Mais à la réflexion, ça ne tenait pas. Les poulardins vont par deux, comme les escargots.
Alors ?…
J’avais beau me creuser la calbombe, je ne trouvais aucune solution plausible. A moins que… Oui, ce devait être un type de ma banque… Ou bien… Ou bien tout culment un représentant qui avait appris mon nom chez un voisin. Herminia me l’avait dit le jour de son arrivée ici : les voisins savent tout.
Non, fallait pas se casser le bol. L’essentiel était que le bonhomme en question n’appartienne pas à la grande taule. A part ça, je me foutais de son identité.
Malgré tout, en becquetant j’étais rêveur.
Herminia l’a remarqué.
— On dirait que tu redoutes la visite de cet homme.
— Quelle idée !
— Enfin tu es préoccupé, ça se voit.
— Je suis préoccupé, pas soucieux… Je me demande…
— Quoi ?…
— Ce qu’il me veut. Je tiens à notre tranquillité… J’ai horreur des importuns.
— Qui te dit que c’est un importun ?
Après tout, elle avait raison…
Je l’aidais à débarrasser la table lorsqu’IL a frappé à la vitre de la porte-fenêtre. Je n’avais pas entendu le crissement du gravier. Ce type se déplaçait comme un chat.
A première vue, il avait quelque chose de rigolo en effet ; mais à seconde vue, il était plutôt inquiétant.
Il portait un complet gris, fatigué, une chemise sale, une cravate tirebouchonnée. C’était un blond chauve au crâne blanc et farineux. Il possédait une bille toute ronde, c’est vrai, arrondie encore par la calvitie, mais cette bouille n’était pas si débonnaire que cela et le côté troublant venait justement de son regard. Plus exactement ça venait du fait qu’il n’avait pas de regard. Ses paupières proéminentes étaient presque complètement baissées et le gars était obligé de rejeter un peu la tronche en arrière pour regarder ses interlocuteurs.
— C’est lui, m’a soufflé Herminia.
— O.K., laisse-nous…
Elle est allée dans la petite cuisine, mais elle prêtait l’oreille, de toute évidence.

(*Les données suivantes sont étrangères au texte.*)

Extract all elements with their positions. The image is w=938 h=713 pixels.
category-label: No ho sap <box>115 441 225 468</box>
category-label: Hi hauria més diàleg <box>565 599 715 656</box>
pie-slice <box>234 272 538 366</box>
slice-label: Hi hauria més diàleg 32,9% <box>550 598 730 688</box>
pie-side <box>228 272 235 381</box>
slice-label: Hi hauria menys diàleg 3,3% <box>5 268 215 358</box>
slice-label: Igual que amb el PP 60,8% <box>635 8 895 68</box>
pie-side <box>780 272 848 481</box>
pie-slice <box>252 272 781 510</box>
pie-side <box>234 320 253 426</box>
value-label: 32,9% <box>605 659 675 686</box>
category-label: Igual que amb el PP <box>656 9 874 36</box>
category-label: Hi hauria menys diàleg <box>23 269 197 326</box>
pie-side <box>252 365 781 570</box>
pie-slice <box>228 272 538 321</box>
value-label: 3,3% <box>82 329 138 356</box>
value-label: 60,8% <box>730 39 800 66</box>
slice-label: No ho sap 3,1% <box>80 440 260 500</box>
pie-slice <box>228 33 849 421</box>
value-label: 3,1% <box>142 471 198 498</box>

J’ai délourdé. Le gars a eu simultanément un hochement de tête et un grognement.
Puis il est entré d’une démarche furtive qui contrastait avec le côté rondouillard de sa personne.
— Vous désirez ? ai-je demandé le plus calmement possible.
— Je voudrais parler à Robert Rapin.
Il n’a pas dit « à monsieur » et c’était inquiétant.
— C’est moi…
Alors une expression d’intense surprise s’est répandue sur sa frime. Il a levé le menton et m’a considéré avec attention par-dessous ses paupières de crapaud.
Enfin il a secoué la tête et a dit d’un ton morne :
— Vous n’êtes pas Robert Rapin.
Comme coup de cymbale on ne pouvait imaginer mieux.
J’ai compris que cet homme était dangereux. Et d’autant plus dangereux que je ne savais rien de lui.
J’ai réagi.
— Qu’est-ce que vous me racontez ! Je sais bien qui je suis, tout de même…
Un fugace sourire a retroussé sa lèvre supérieure.